Estratégia contra a corrupção não protege Rui Pinto

A ministra da Justiça descreveu ainda alguns dos principais pontos da estratégia contra a corrupção, designadamente a proteção que será dada aos denunciantes. Sublinhando que há “um grande consenso” dentro do setor quando ao rumo que a justiça deve seguir no combate à corrupção, Van Dunem destacou que a nova estratégia permite romper “os pactos de silêncio” da corrupção “sem pôr em causa outros valores“.

A criação de canais de denúncia nas entidades públicas e privadas é um dos pilares da nova estratégia, a par da proteção de quem denunciar — designadamente através de mecanismos que garantam o anonimato dos denunciantes e proíbam as retaliações laborais, como a impossibilidade do despedimento ou outras consequências. Questionada sobre se esta proteção abrangeria, por exemplo, o hacker Rui Pinto, Van Dunem esclareceu que não.

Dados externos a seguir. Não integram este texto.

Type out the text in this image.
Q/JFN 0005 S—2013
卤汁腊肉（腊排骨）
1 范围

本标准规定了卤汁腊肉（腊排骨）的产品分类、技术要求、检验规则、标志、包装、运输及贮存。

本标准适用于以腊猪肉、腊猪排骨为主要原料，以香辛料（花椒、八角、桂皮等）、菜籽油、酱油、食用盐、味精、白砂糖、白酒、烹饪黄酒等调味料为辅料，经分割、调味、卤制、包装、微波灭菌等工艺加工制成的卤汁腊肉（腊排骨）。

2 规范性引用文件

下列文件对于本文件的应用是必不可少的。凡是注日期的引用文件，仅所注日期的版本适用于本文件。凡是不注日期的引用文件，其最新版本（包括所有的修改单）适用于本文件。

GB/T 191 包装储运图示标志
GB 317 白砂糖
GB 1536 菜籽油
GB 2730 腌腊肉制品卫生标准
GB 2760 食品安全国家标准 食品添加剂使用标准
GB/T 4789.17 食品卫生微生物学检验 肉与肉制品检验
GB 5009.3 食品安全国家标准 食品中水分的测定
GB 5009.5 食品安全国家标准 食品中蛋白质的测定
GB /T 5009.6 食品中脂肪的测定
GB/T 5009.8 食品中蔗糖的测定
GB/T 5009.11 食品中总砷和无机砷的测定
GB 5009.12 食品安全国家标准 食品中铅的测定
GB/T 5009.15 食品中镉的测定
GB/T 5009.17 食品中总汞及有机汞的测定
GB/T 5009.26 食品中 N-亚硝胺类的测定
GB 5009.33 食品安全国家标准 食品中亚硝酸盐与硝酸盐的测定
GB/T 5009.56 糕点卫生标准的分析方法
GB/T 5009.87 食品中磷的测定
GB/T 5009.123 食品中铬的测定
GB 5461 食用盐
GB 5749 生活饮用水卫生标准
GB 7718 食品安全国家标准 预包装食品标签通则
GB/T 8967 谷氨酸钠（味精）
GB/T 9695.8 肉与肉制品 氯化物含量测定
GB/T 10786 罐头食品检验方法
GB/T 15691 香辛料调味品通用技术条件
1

Esta diretiva refere-se a pessoas que trabalhem em organizações“, especificou a ministra. “Alguém ligado a uma organização que, por virtude da sua atividade, tem conhecimento de factos que podem constituir crime.”

“Há a possibilidade de extensão a pessoas que, não trabalhando, têm contacto com quem trabalha”, ou então a “fornecedores ou têm contacto negocial” com a empresa em questão — mas “não abrangerá este tipo de casos, de pessoas que se dedicam a fazer investigação própria“. Porém, Van Dunem lembrou que pessoas como Rui Pinto têm sempre “canais de denúncia públicos”, incluindo a página da PGR, que permite a denúncia anónima de crimes de corrupção.

Tribunal Central de Instrução Criminal pode ser alvo de reformulação

Outro tema com o qual a ministra foi confrontada na entrevista foi a proposta do presidente do Supremo Tribunal de Justiça, que defende a extinção do Tribunal Central de Instrução Criminal — tribunal responsável pelas fases de inquérito e instrução do caso Marquês. Apesar de Van Dunem já se ter posicionado contra a extinção definitiva do tribunal, reconheceu que uma análise daquele organismo com base na proposta do presidente do STJ “é uma hipótese que o Governo pondera”. Questionada sobre se admite a extinção, Van Dunem clarificou: “Não excluo uma intervenção nas eventuais condições em que esse tribunal opera“.

A ministra assinalou ainda que “o grande problema em torno do TCIC não é de lentidão”, mas sim o facto de haver uma “identificação imediata de um padrão de resposta com um juiz e outro padrão de resposta com outro juiz” — referindo-se às características antagónicas de Carlos Alexandre e Ivo Rosa com base no seu historial de processos. “Não é socialmente aceitável que continue a manter-se essa perceção”, que é “agastante para o sistema de justiça”.

Sobre o caso do procurador europeu José Guerra, nomeado após um currículo com erros ter sido enviado para as instituições europeias, Francisca Van Dunem considerou que “as explicações que foram dadas foram suficientes” e até fez notar a “coincidência” de um relatório do Parlamento Europeu em que o caso é mencionado ter sido publicado esta quinta-feira, quando Portugal aprovou a estratégia contra a corrupção. Para a ministra, há sinais de alinhamento “partidário” no modo como o caso foi gerido, mas Van Dunem preferiu elogiar o trabalho de José Guerra, que é “muito apreciado no seio do conselho”.